We have always seen flaws in Initiative 937, which created the Energy Independence Act, requiring utilities to purchase renewable forms of energy whether they need it or not.
Under the initiative approved by voters in 2007, hydropower does not count as a renewable resource. We've seen arguments for and against including hydropower, but it surely is a renewable resource -- at least as long as the Columbia River keeps flowing.
Our friends on the other side of the Cascades have held off attempts to amend the law. Eastern Washington utilities and business leaders have advocated several changes but have been unsuccessful so far.
Sen. Sharon Brown is leading the charge in Olympia to take another swing at tweaking the law to give Bonneville Power Administration customers credit for new energy from hydropower. The existing output still won't be counted as renewable.
Never miss a local story.
The law requires large utilities to get 9 percent of their power from renewable resources and at least 15 percent by 2020. They also have to educate their customers about energy conservation. It's a bit of a weird position to be in - educating people on how they can use less of the product you sell them - but conservation is also a goodwill gesture on the utilities' part in their quest to appear as green as possible.
The proposal floating now, SB 6058, would allow hydro efficiency improvements made to federal projects to count as an eligible renewable resource under the Energy Independence Act.
Proponents say the change would provide parity for all utilities.
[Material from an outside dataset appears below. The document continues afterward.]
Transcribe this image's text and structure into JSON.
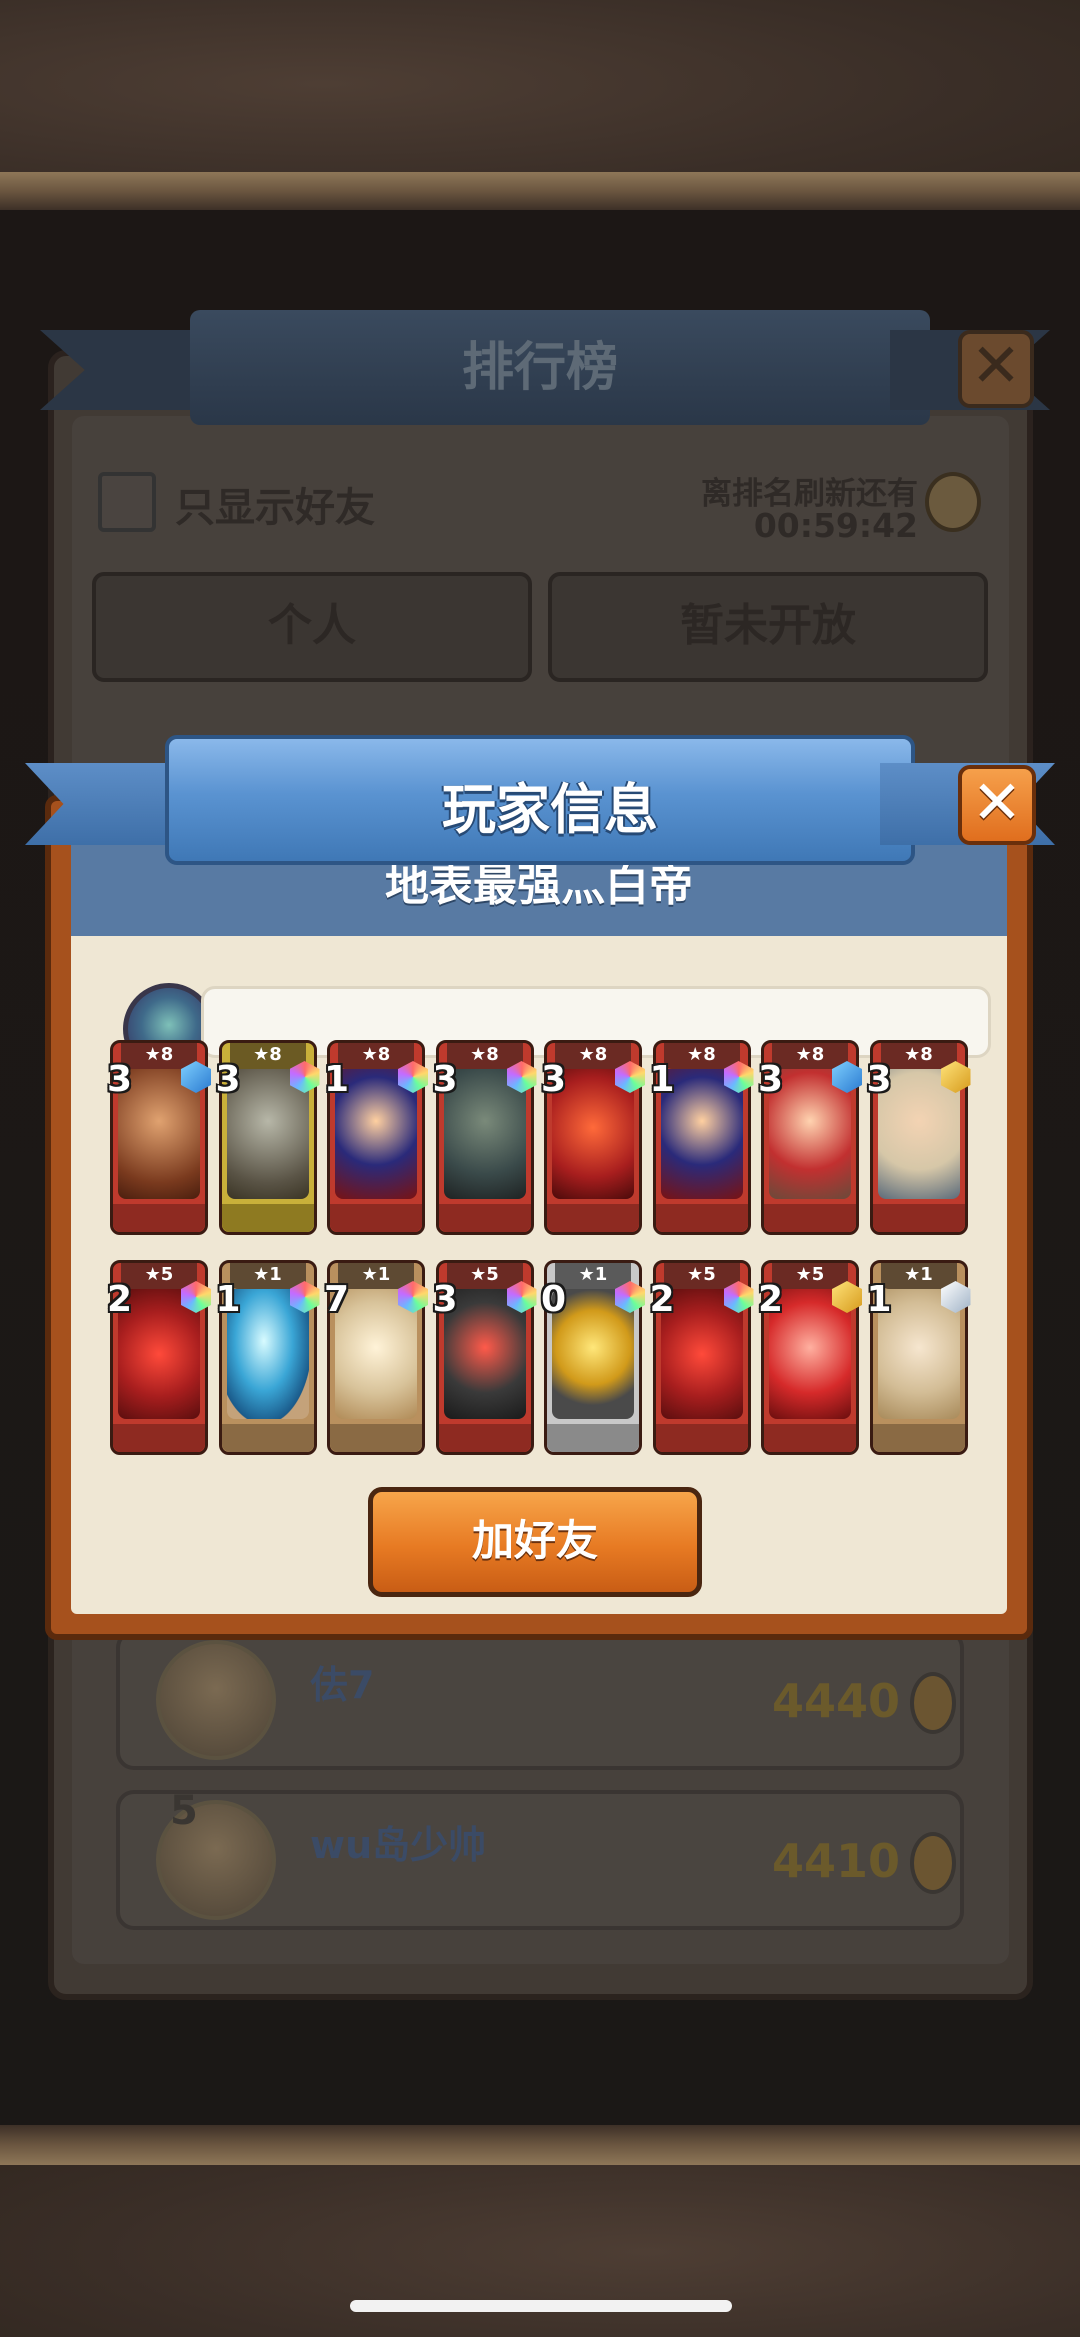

The Energy Independence Act only counts efficiency improvements on hydro projects "owned" by a qualified utility. The bills would allow utilities that purchase power from BPA to count improved hydro efficiencies to the federal system.
Owners of nonfederal hydroelectric plants can include hydro-efficiency projects as a qualified renewable but plant improvements to federal facilities do not count. That, critics say, creates an inequity in the law, unfairly punishing customers of public utilities that purchase power from federal dams, which are spending several billion dollars for efficiencies and updates of their hydroelectric plants.
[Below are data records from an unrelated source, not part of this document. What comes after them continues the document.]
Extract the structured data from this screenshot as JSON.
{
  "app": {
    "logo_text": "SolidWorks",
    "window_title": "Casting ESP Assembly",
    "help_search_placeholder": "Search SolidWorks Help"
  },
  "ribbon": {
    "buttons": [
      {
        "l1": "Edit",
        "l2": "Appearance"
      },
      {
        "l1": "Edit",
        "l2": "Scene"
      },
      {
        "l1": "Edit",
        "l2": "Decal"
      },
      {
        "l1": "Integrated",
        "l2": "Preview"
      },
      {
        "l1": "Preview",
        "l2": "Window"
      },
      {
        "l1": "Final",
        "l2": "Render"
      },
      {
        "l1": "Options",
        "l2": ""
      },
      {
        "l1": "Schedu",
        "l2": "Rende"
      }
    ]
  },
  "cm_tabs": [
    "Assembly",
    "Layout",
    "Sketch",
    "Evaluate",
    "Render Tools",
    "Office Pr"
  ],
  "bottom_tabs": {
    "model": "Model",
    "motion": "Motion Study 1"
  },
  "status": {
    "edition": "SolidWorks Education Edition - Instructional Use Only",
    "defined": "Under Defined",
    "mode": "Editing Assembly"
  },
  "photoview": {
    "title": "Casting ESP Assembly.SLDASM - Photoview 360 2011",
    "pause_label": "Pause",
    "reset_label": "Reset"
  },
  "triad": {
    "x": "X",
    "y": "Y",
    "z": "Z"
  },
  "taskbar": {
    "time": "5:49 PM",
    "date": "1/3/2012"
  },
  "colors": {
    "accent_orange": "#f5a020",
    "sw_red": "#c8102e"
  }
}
Opponents say allowing anything related to hydropower negates the law. They say that without a mandate to find sources other than hydropower, our state will never diminish its reliance on fossil fuels and the dams on our rivers. They argue that solar and wind are the way to go. Of course, most don't live on the side of the state with the sun and the wind turbines.
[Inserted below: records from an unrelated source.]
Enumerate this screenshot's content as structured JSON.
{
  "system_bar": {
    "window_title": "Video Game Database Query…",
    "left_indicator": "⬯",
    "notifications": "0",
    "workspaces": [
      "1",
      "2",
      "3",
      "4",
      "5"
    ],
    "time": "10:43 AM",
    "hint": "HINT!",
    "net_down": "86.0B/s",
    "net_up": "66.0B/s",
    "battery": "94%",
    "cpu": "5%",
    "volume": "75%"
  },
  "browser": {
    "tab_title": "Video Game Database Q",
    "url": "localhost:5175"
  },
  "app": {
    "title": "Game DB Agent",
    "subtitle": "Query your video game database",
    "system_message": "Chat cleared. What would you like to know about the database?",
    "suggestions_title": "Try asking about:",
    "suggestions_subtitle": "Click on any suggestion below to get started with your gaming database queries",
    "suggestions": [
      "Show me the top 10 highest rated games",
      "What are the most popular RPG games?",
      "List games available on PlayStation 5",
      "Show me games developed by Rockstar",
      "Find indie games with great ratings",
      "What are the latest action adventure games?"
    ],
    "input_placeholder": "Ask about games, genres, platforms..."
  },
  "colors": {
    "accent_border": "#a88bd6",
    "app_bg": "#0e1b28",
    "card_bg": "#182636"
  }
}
Some also say that the proposed changes would allow public utilities to shirk their responsibilities when it comes to renewable energy and conservation by being able to point to hydro as an acceptable alternative. They say the argument that the required levels of renewable energy generation are driving up utility rates is bunk because Washington almost has the cheapest rates in the United States.
That's no reason to force rates to go higher by treating some utilities different than others, especially when there is no clear environmental benefit. Any improvement in the efficiency of hydroelectric dams is about the greenest new power available because it just squeezes more energy out of an existing source instead of blighting the landscape with new wind turbines.
That's true whether BPA or an individual utility is making the improvement, and both ought to be treated equally.
We'd love to see some compromise. Parity of the state's utilities doesn't seem like too much to ask. Previous approaches would have taken a bigger bite out of I-937.
This latest attempt to fix one of the law's flaws merely evens the playing field for utilities while maintaining the spirit of the voters' will.